Harnesses, Not Guardrails
Once you have surgical context delivery, the next design question is: where are hallucinations allowed to happen?
This framing — harnesses rather than guardrails — is the sharpest conceptual contribution in this kind of AI system architecture. Guardrails try to catch bad outputs after the model produces them. Harnesses constrain the space of possible outputs by controlling the inputs and the task definition so precisely that the range of plausible-but-wrong outputs shrinks to near zero.
Four mechanisms implement this in practice:
Knowledge Graph — the cpg described above. The model cannot hallucinate facts about your codebase that aren't in the graph, because the graph is the only source of codebase facts it receives.
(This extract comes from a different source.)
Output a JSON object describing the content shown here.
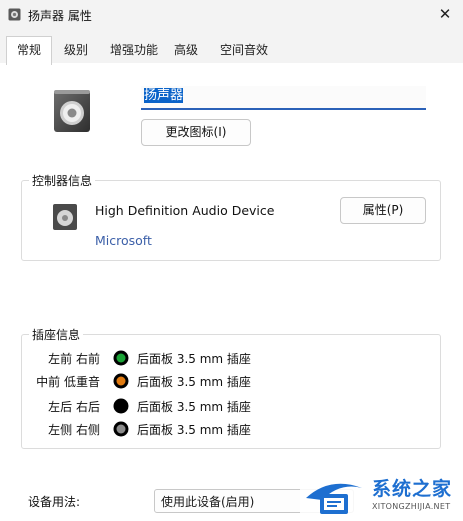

Auto Review — structured output validation that runs immediately after generation. Not semantic validation ("does this make sense?") but structural validation ("does this output conform to the contract the downstream step requires?"). Fast, cheap, and catches the majority of failure modes at the boundary.
Self-Healing — when Auto Review fails, the system generates a correction prompt from the failure mode rather than discarding the output entirely. This isn't the same as asking the model to "try again" — it's constructing a targeted re-prompt that provides the specific missing context the first attempt lacked.
Recurrence Prevention — persistent logging of failure patterns with indexed retrieval. When a failure occurs, it checks whether a similar failure has occurred before and, if so, includes the previous resolution as context in the correction prompt. The system gets better at its own failure modes over time without retraining.
Stacked together, these four mechanisms don't prevent hallucinations. They contain them — restrict them to surfaces where they're detectable and recoverable, and push them out of surfaces where they'd be silent and dangerous.
A non-engineer-facing PR application sits on top of this stack: automatic pull request summaries written in product terms rather than diff terms, generated from the product-graph context rather than raw code. The same harness architecture applies — the output is constrained by what the graph knows, validated structurally, and corrected when it fails.
The Design Principle That Actually Transfers
The philosophical throughline is this: ideal behavior with no spec given is a fantasy. Every AI integration that feels unreliable is, underneath, an integration with an underspecified task definition. The model is filling in blanks the designer didn't realize were blank.
The actionable version: before you wire AI into any step of a workflow, write down — explicitly — what the inputs are, what the outputs must satisfy, and what constitutes a recoverable failure. That document is your harness specification. If you can't write it, the AI integration isn't ready to be built.
One additional data point worth internalizing: targeting 90% test coverage as a solo developer broke the implementation. The coverage target itself became the work, crowding out the product. The lesson generalizes — don't let a metric become the goal when the goal is a working system. Design the system; the metrics follow.
The headline principle holds: AI isn't something to trust. It's something to design. The design work is harder than prompt engineering and more durable than fine-tuning. It's also, increasingly, the actual job.